There is opposition to Microsoft claims on open standards. Andy Updegrove points out that the terms of reference of the new committee include looking at the Microsoft standard for "Open Office" XML -- OOXML, so far only used in Microsoft Office. He points out that Microsoft earlier refused to join the OASIS committee that developed the original open document format.

He claims, "If OOXML, and now Microsoft XML Paper Specification, each sail through Ecma and are then adopted by ISO/IEC JTC1, then I think that we might as well declare 'game over' for open standards."

No matter how strong the case is for open documents, one advantage of the activity around XPS is that Adobe can only be encouraged to move further with Mars and their own support for XML. In some ways, it is strange that an XML approach to PDF was not announced earlier. There has been discussion about the potential advantages for a number of years. The Seybold conference held in Amsterdam in 2004 was located alongside another conference on XML. Seybold promotion explained, "Why this emphasis on XML? Because tools are starting to come of age that leverage XML for automating the job ticketing, forms submission, automated document creation and content management processes."
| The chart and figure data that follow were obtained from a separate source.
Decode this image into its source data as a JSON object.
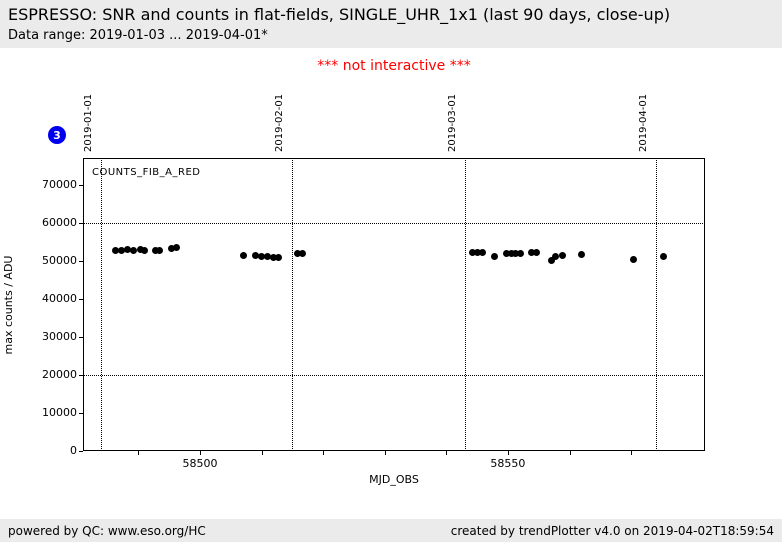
{
  "header": {
    "title": "ESPRESSO: SNR and counts in flat-fields, SINGLE_UHR_1x1 (last 90 days, close-up)",
    "subtitle": "Data range: 2019-01-03 ... 2019-04-01*"
  },
  "notice": {
    "text": "*** not interactive ***",
    "color": "#ff0000"
  },
  "badge": {
    "label": "3",
    "color": "#0000ee"
  },
  "footer": {
    "left": "powered by QC: www.eso.org/HC",
    "right": "created by trendPlotter v4.0 on 2019-04-02T18:59:54"
  },
  "chart_data": {
    "type": "scatter",
    "series_label": "COUNTS_FIB_A_RED",
    "xlabel": "MJD_OBS",
    "ylabel": "max counts / ADU",
    "xlim": [
      58481,
      58582
    ],
    "ylim": [
      0,
      77000
    ],
    "x_major_ticks": [
      58500,
      58550
    ],
    "x_minor_ticks": [
      58490,
      58500,
      58510,
      58520,
      58530,
      58540,
      58550,
      58560,
      58570
    ],
    "y_ticks": [
      0,
      10000,
      20000,
      30000,
      40000,
      50000,
      60000,
      70000
    ],
    "h_dotted_lines": [
      60000,
      20000
    ],
    "date_gridlines": [
      {
        "label": "2019-01-01",
        "mjd": 58484
      },
      {
        "label": "2019-02-01",
        "mjd": 58515
      },
      {
        "label": "2019-03-01",
        "mjd": 58543
      },
      {
        "label": "2019-04-01",
        "mjd": 58574
      }
    ],
    "grid": "dotted date gridlines and two dotted threshold lines",
    "legend_position": "none",
    "marker_color": "#000000",
    "points": [
      [
        58486.3,
        52600
      ],
      [
        58487.3,
        52600
      ],
      [
        58488.3,
        52900
      ],
      [
        58489.2,
        52600
      ],
      [
        58490.3,
        52900
      ],
      [
        58491.0,
        52600
      ],
      [
        58492.7,
        52600
      ],
      [
        58493.5,
        52600
      ],
      [
        58495.4,
        53200
      ],
      [
        58496.2,
        53400
      ],
      [
        58507.0,
        51400
      ],
      [
        58509.0,
        51400
      ],
      [
        58510.0,
        51200
      ],
      [
        58510.9,
        51050
      ],
      [
        58511.9,
        50900
      ],
      [
        58512.7,
        50870
      ],
      [
        58515.8,
        51900
      ],
      [
        58516.6,
        51900
      ],
      [
        58544.2,
        52200
      ],
      [
        58545.0,
        52200
      ],
      [
        58545.8,
        52200
      ],
      [
        58547.8,
        51050
      ],
      [
        58549.7,
        51900
      ],
      [
        58550.5,
        51900
      ],
      [
        58551.3,
        51850
      ],
      [
        58552.0,
        51850
      ],
      [
        58553.8,
        52200
      ],
      [
        58554.6,
        52200
      ],
      [
        58557.0,
        50000
      ],
      [
        58557.7,
        51050
      ],
      [
        58558.9,
        51300
      ],
      [
        58561.9,
        51600
      ],
      [
        58570.4,
        50200
      ],
      [
        58575.3,
        51050
      ]
    ]
  }
}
Web Theatre -- Adobe Live London.
©2007 William Pollard
At Adobe Live in London, most of the promotion for developers concentrated on Apollo, software around Flash. It is widely assumed that Adobe sees Microsoft as competing in the area of Web design though products such as Silverlight for "rich interactive applications." My own guess is that actually the chances of designers deserting their Macs to design in Windows are quite low and that Microsoft claims to be "cross-platform" will take a while to establish. By contrast, the print industry is probably prepared to listen to a case on standards from Global Graphics and many enterprises are still interested in flat pieces of paper.

More information about Mars will become available later this year. Matthew Hardy from Adobe will present a paper at Document Engineering in August, following a session on XML documents.

At a conference on Internationalization in October, Thomas Merz is expected to raise issues about PDF and Unicode, the standard for international characters. On the Web site it is suggested that extracting text from currently existing PDF is "significantly harder" than using Unicode with PDF creation. The issues are significant for meeting standards for access and archiving. In another session, Matthew Hardy and Philip Levy from Adobe will talk about Mars. They explain: "PDF uses string representations in several ways: first as text content on pages, second as text in data structures that are used to describe the document structure, and third as names of objects such as fonts and images. Translating these strings into Unicode was one of the big challenges we faced in defining the Mars format."

It could be that the discussion during the conference will identify potential benefits from the new format. Mars is still in beta and the available documentation is intended for a technical audience. However, the potential benefits for anyone interested in documents are significant so this project could justify more attention than there has been so far.